Tatsächlich wurde am 09.06.1992 nur ein Betrag von 87.000,00 DM an den Kläger zurückgezahlt. Hiervon erhielten S 44.500 DM und der Kläger 42.500 DM.
Von dem noch ausstehenden versprochenen Betrag in Höhe von insgesamt 50.000,00 DM sollte die Hälfte S zukommen. Der Kläger schloss über dem ihm zustehenden Anteil in Höhe von 25.000,00 DM mit den Eheleuten A als Darlehensnehmer einen schriftlichen Darlehensvertrag, der auf den 01.06.1992 datiert war. Dieses Darlehen sollte bis Ende 1993 fest mit 10% verzinst werden, danach mit mindestens 8 %. Die Rückzahlung sollte zum 31.12.1997 erfolgen, was tatsächlich aber nicht geschah.
Über den versprochenen Gesamtbetrag von 137.000,00 DM stellte A eine sog. weiße Quittung aus, die auf den 09.06.1992 datiert und vom Kläger unterschrieben war.
Die Steuerfahndung vertrat in ihrem Bericht vom 22.09.1992 die Auffassung, dass dem Kläger als Einkünfte aus Kapitalvermögen nicht nur der tatsächlich ausgezahlte Zinsbetrag von 12.500,00 DM, sondern weitere Zinsen in Höhe von 25.000,00 DM zugeflossen seien.

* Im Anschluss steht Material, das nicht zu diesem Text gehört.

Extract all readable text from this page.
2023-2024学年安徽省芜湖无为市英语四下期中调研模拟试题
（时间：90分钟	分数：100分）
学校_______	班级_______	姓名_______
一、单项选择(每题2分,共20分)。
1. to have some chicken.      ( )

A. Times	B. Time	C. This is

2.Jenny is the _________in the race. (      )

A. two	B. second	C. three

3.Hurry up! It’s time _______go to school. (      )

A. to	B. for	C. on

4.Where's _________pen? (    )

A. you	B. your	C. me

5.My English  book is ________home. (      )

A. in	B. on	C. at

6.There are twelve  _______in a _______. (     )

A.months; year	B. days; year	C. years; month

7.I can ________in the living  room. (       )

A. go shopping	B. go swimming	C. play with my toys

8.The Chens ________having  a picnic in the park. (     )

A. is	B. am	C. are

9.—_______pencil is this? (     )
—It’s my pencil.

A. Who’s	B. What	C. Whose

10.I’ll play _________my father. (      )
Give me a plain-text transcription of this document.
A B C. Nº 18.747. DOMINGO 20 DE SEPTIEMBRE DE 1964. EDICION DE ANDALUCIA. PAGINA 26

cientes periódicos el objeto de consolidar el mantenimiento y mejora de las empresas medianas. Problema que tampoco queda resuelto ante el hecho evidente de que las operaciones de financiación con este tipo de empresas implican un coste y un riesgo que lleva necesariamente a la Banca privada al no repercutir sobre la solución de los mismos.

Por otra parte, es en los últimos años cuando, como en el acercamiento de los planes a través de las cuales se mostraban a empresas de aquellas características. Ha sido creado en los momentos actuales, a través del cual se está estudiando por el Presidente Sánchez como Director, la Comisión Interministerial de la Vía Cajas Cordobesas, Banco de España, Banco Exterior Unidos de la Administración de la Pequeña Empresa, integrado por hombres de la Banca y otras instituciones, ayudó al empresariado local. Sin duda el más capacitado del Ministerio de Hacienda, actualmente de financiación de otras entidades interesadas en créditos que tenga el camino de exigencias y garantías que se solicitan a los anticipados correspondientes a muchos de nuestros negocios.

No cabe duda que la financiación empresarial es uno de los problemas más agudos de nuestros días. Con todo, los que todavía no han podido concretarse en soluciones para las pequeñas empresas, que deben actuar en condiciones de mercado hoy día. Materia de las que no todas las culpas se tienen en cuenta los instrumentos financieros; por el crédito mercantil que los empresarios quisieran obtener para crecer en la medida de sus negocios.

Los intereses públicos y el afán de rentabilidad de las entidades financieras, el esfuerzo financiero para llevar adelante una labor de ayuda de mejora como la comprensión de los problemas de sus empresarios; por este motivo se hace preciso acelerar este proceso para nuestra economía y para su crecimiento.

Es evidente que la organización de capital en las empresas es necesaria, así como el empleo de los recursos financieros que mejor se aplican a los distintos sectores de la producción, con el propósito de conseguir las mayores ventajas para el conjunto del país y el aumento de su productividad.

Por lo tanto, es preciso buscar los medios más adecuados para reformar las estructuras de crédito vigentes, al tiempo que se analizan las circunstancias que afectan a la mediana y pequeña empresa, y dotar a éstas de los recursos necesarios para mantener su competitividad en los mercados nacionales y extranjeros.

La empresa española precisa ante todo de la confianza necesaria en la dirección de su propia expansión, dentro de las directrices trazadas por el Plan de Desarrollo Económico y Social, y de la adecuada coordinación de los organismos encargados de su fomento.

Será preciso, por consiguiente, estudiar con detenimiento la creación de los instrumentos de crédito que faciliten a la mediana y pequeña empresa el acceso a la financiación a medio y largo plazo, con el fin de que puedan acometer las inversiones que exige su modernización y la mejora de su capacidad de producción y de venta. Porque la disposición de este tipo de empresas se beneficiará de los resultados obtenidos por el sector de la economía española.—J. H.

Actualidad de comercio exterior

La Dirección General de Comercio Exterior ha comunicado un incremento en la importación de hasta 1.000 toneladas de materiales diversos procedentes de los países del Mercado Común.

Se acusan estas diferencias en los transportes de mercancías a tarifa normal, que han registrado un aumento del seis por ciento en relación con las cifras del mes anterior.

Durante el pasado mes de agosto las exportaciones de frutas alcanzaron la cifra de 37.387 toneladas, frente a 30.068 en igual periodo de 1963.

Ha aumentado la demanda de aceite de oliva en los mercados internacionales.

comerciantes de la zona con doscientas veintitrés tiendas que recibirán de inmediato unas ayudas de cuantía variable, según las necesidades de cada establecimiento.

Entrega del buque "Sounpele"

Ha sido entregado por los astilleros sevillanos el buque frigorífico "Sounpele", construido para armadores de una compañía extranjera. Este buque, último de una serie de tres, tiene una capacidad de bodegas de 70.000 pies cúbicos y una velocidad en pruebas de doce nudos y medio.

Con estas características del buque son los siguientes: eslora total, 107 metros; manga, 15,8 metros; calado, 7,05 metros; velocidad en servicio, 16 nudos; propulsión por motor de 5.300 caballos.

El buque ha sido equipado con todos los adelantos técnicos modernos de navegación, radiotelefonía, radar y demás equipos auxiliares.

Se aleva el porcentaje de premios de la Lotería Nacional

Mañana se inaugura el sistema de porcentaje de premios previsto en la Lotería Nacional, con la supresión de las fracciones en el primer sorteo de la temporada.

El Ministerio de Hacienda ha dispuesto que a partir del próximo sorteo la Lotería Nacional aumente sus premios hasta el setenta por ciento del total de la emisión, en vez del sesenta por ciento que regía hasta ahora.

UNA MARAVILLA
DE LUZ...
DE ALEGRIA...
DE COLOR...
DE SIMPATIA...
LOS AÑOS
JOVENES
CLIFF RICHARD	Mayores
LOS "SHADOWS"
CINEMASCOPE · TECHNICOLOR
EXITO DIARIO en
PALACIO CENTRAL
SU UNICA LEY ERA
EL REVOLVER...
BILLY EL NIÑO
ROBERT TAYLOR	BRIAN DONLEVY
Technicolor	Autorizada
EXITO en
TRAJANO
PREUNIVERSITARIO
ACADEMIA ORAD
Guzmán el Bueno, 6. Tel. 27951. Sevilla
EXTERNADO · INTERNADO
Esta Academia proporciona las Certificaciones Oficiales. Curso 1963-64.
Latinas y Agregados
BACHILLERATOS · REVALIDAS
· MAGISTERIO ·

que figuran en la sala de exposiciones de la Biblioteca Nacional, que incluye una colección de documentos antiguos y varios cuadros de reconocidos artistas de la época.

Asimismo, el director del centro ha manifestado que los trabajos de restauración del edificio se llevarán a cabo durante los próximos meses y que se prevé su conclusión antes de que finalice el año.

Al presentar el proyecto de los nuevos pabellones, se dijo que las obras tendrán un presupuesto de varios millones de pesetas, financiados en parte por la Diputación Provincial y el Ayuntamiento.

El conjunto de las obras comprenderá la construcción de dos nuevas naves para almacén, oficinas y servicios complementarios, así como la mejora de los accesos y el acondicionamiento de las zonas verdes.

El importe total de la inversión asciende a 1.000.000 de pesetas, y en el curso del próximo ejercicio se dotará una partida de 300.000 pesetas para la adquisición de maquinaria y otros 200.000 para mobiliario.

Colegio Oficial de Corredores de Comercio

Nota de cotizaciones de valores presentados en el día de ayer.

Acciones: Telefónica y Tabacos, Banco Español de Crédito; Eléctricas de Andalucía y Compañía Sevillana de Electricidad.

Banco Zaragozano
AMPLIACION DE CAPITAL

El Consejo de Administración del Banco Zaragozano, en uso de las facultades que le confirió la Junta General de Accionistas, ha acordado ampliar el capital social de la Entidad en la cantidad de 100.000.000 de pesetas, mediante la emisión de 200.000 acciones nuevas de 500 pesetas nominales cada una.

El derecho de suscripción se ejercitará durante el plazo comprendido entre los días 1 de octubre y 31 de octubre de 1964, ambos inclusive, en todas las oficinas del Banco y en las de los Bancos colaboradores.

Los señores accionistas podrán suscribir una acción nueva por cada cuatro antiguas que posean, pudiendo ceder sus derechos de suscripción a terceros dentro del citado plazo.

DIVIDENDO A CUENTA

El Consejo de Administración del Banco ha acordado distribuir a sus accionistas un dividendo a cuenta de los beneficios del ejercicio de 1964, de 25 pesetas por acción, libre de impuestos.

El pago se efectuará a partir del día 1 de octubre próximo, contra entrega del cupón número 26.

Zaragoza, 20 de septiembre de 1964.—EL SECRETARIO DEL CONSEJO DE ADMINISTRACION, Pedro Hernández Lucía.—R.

Die erneute Gewährung eines Darlehens in Höhe von 25.000,00 DM habe auf dem freien Willensentschluss der Klägers beruht. Das Geld hätte er auch in anderer Weise verwenden können. Im eigenen Interesse habe er es aber im Hinblick auf die zugesagte hohe Verzinsung erneut angelegt. Die Fälle zahlreicher anderer Gläubiger belegten, dass A seine Rückzahlungsverpflichtungen gegenüber anderen Darlehensgebern noch bis zum 15.07.1992 erfüllt habe. Selbst wenn man annehme, dass am 09.06.1992 nur 112.000,00 DM zurückgezahlt worden seien und über den Restbetrag ein neuer Darlehensvertrag geschlossen worden sei, ändere das nichts an dem Zufluss von Zinsen aus dem ersten Darlehen. Denn in dieser Handhabung sei lediglich eine Abkürzung des Zahlungsweges zu sehen. Durch Wiederanlage sei der Anspruch auf Zahlung der Zinsen in eine Darlehensforderung umgewandelt worden. In dieser Novation liege der Zufluss von Zinsen.

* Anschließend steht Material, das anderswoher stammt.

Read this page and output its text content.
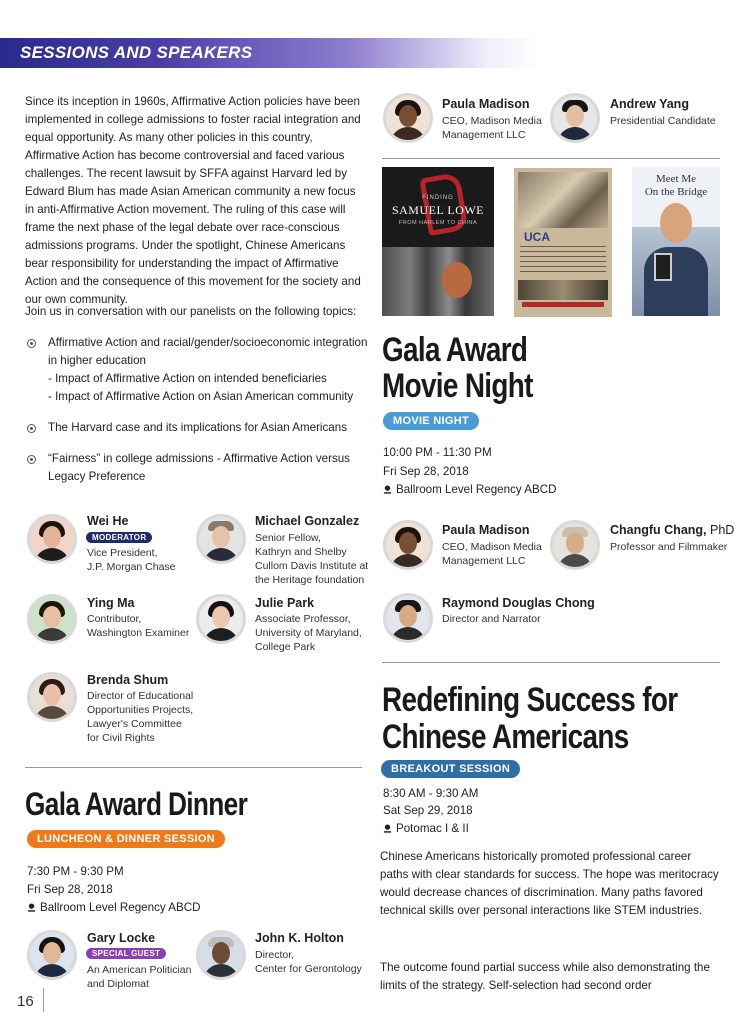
SESSIONS AND SPEAKERS
Since its inception in 1960s, Affirmative Action policies have been implemented in college admissions to foster racial integration and equal opportunity. As many other policies in this country, Affirmative Action has become controversial and faced various challenges. The recent lawsuit by SFFA against Harvard led by Edward Blum has made Asian American community a new focus in anti-Affirmative Action movement. The ruling of this case will frame the next phase of the legal debate over race-conscious admissions programs. Under the spotlight, Chinese Americans bear responsibility for understanding the impact of Affirmative Action and the consequence of this movement for the society and our own community.
Join us in conversation with our panelists on the following topics:
Affirmative Action and racial/gender/socioeconomic integration
in higher education
- Impact of Affirmative Action on intended beneficiaries
- Impact of Affirmative Action on Asian American community
The Harvard case and its implications for Asian Americans
“Fairness” in college admissions - Affirmative Action versus
Legacy Preference
Wei He
MODERATOR
Vice President,
J.P. Morgan Chase
Michael Gonzalez
Senior Fellow,
Kathryn and Shelby
Cullom Davis Institute at
the Heritage foundation
Ying Ma
Contributor,
Washington Examiner
Julie Park
Associate Professor,
University of Maryland,
College Park
Brenda Shum
Director of Educational
Opportunities Projects,
Lawyer's Committee
for Civil Rights
Gala Award Dinner
LUNCHEON & DINNER SESSION
7:30 PM - 9:30 PM
Fri Sep 28, 2018
Ballroom Level Regency ABCD
Gary Locke
SPECIAL GUEST
An American Politician
and Diplomat
John K. Holton
Director,
Center for Gerontology
16
Paula Madison
CEO, Madison Media
Management LLC
Andrew Yang
Presidential Candidate
FINDING
SAMUEL LOWE
FROM HARLEM TO CHINA
UCA
Meet Me
On the Bridge
Gala Award
Movie Night
MOVIE NIGHT
10:00 PM - 11:30 PM
Fri Sep 28, 2018
Ballroom Level Regency ABCD
Paula Madison
CEO, Madison Media
Management LLC
Changfu Chang, PhD
Professor and Filmmaker
Raymond Douglas Chong
Director and Narrator
Redefining Success for
Chinese Americans
BREAKOUT SESSION
8:30 AM - 9:30 AM
Sat Sep 29, 2018
Potomac I & II
Chinese Americans historically promoted professional career paths with clear standards for success. The hope was meritocracy would decrease chances of discrimination. Many paths favored technical skills over personal interactions like STEM industries.
The outcome found partial success while also demonstrating the limits of the strategy. Self-selection had second order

Auf der Grundlage der Feststellungen der Steuerfahndung setzte der Beklagte in nicht festsetzungsverjährter Frist mit Bescheid vom 19.10.1999 ausgehend von einem zu versteuernden Einkommen von 39.378,00 DM (Einkünfte aus Gewerbebetrieb = 5.186,00 DM, Einkünfte aus Kapitalvermögen = 34.300,00 DM) die Einkommensteuer auf 7.897,00 DM fest.

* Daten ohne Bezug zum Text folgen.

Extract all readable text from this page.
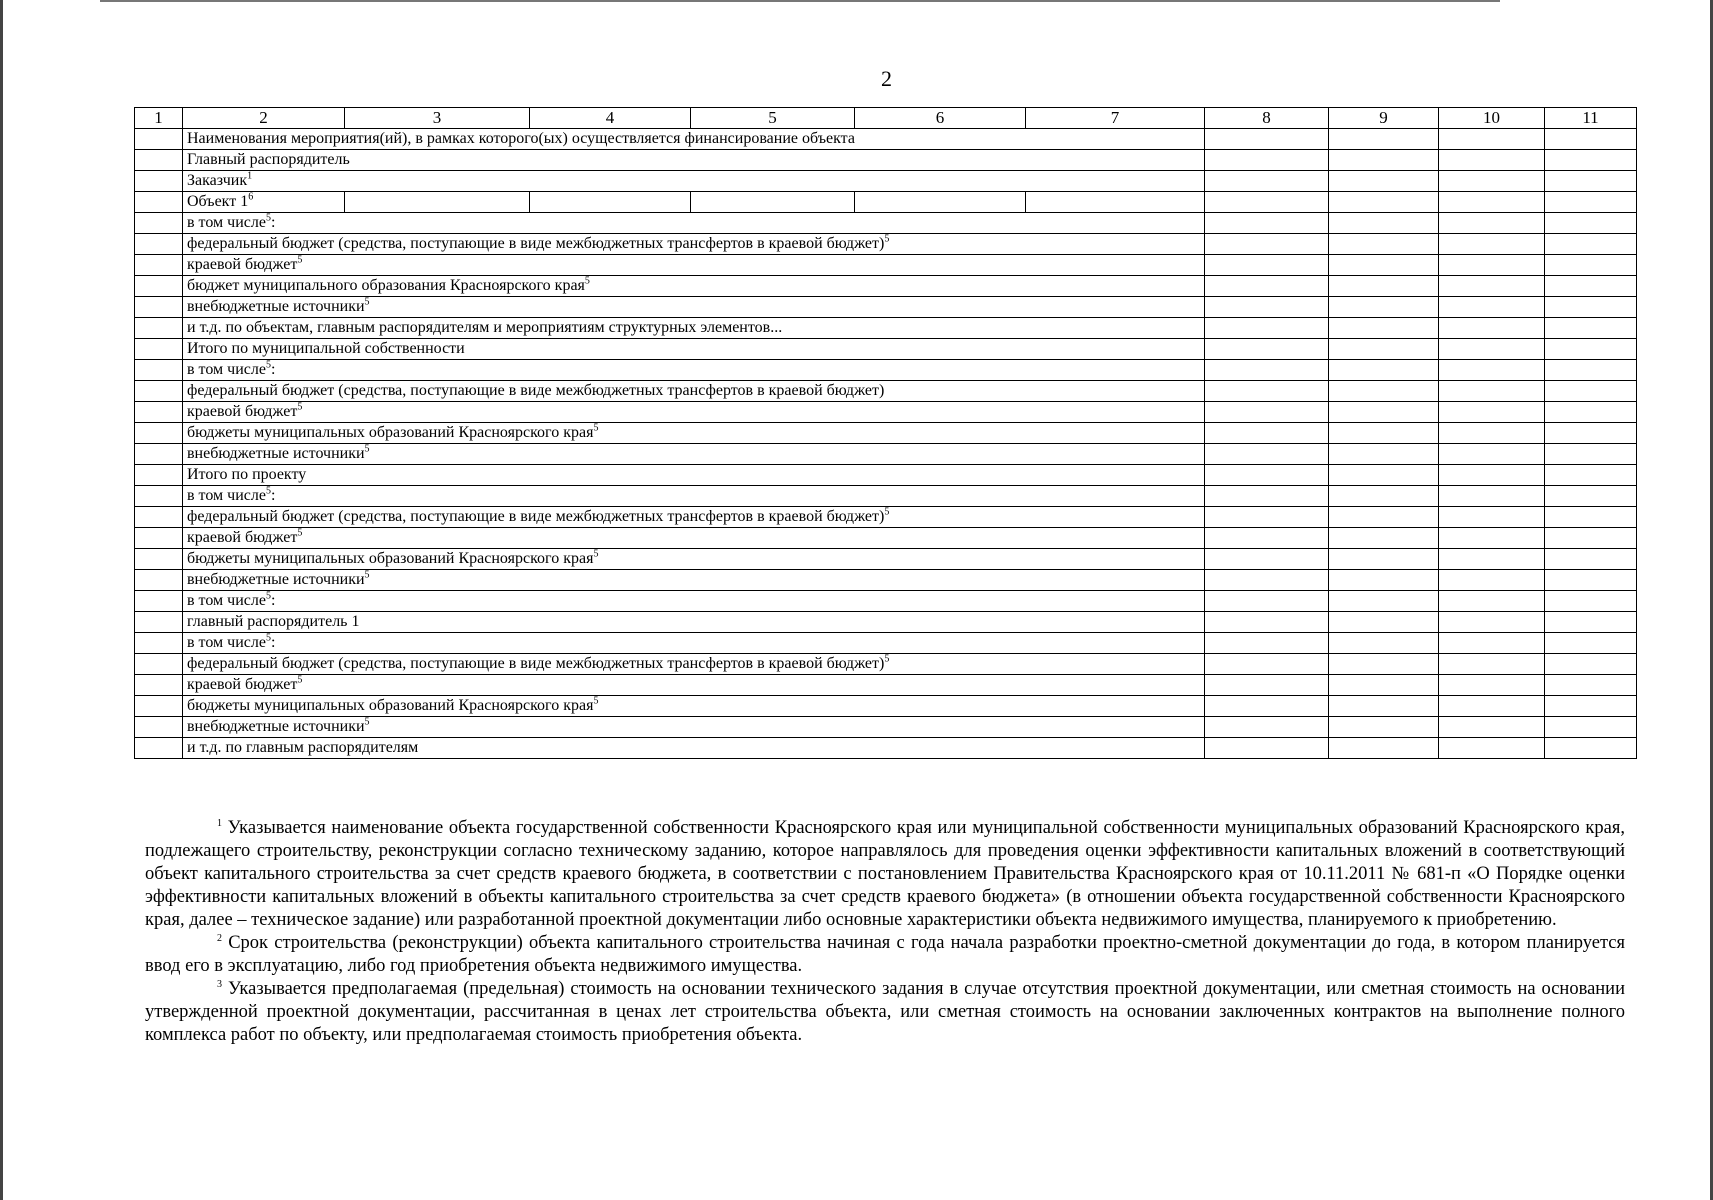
2
1	2	3	4	5	6	7	8	9	10	11
	Наименования мероприятия(ий), в рамках которого(ых) осуществляется финансирование объекта									
	Главный распорядитель									
	Заказчик$^1$				
	Объект $1^6$									
	в том числе$^5$:									
	федеральный бюджет (средства, поступающие в виде межбюджетных трансфертов в краевой бюджет)$^5$				
	краевой бюджет$^5$				
	бюджет муниципального образования Красноярского края$^5$				
	внебюджетные источники$^5$				
	и т.д. по объектам, главным распорядителям и мероприятиям структурных элементов...									
	Итого по муниципальной собственности									
	в том числе$^5$:									
	федеральный бюджет (средства, поступающие в виде межбюджетных трансфертов в краевой бюджет)									
	краевой бюджет$^5$				
	бюджеты муниципальных образований Красноярского края$^5$				
	внебюджетные источники$^5$				
	Итого по проекту									
	в том числе$^5$:									
	федеральный бюджет (средства, поступающие в виде межбюджетных трансфертов в краевой бюджет)$^5$				
	краевой бюджет$^5$				
	бюджеты муниципальных образований Красноярского края$^5$				
	внебюджетные источники$^5$				
	в том числе$^5$:									
	главный распорядитель 1									
	в том числе$^5$:									
	федеральный бюджет (средства, поступающие в виде межбюджетных трансфертов в краевой бюджет)$^5$				
	краевой бюджет$^5$				
	бюджеты муниципальных образований Красноярского края$^5$				
	внебюджетные источники$^5$				
	и т.д. по главным распорядителям									

$^1$ Указывается наименование объекта государственной собственности Красноярского края или муниципальной собственности муниципальных образований Красноярского края, подлежащего строительству, реконструкции согласно техническому заданию, которое направлялось для проведения оценки эффективности капитальных вложений в соответствующий объект капитального строительства за счет средств краевого бюджета, в соответствии с постановлением Правительства Красноярского края от 10.11.2011 № 681-п «О Порядке оценки эффективности капитальных вложений в объекты капитального строительства за счет средств краевого бюджета» (в отношении объекта государственной собственности Красноярского края, далее – техническое задание) или разработанной проектной документации либо основные характеристики объекта недвижимого имущества, планируемого к приобретению.

$^2$ Срок строительства (реконструкции) объекта капитального строительства начиная с года начала разработки проектно-сметной документации до года, в котором планируется ввод его в эксплуатацию, либо год приобретения объекта недвижимого имущества.

$^3$ Указывается предполагаемая (предельная) стоимость на основании технического задания в случае отсутствия проектной документации, или сметная стоимость на основании утвержденной проектной документации, рассчитанная в ценах лет строительства объекта, или сметная стоимость на основании заключенных контрактов на выполнение полного комплекса работ по объекту, или предполагаемая стоимость приобретения объекта.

Gegen diesen Bescheid legte der Kläger am 26.10.1999 Einspruch ein. Zur Begründung machte er geltend, die Rückzahlung des zugesagten Betrages in Höhe von 137.000 DM sei weder am 01. noch am 09.06.1992 erfolgt. Es sei bekannt, dass A Beträge, über die er eine sog. weiße Quittung ausgestellt habe, nicht ausgezahlt habe. Tatsächliche Auszahlungen seien mit sog. roten Quittungen belegt worden. Ausweislich einer solchen roten Quittung habe A am 09.06.1992 an S und den Kläger 87.000,00 DM ausgezahlt. Dieser Betrag sei zwischen beiden wie folgt aufgeteilt worden:
S: |
32.000 DM Kapitalrückzahlung, |
|
12.500 DM Zinsen, |
Kläger: |
30.000 DM Kapitalrückzahlung, |
|
12.500 DM Zinsen. |
Das Geld hätten sie aber nur auf Drängen und Drohen des Klägers erhalten. Dass er nicht mehr bekomme, weil nicht mehr da sei, sei ihm bereits am 01.06.1992 mitgeteilt worden. Den als „Trostpflaster” gedachten Darlehensvertrag mit d...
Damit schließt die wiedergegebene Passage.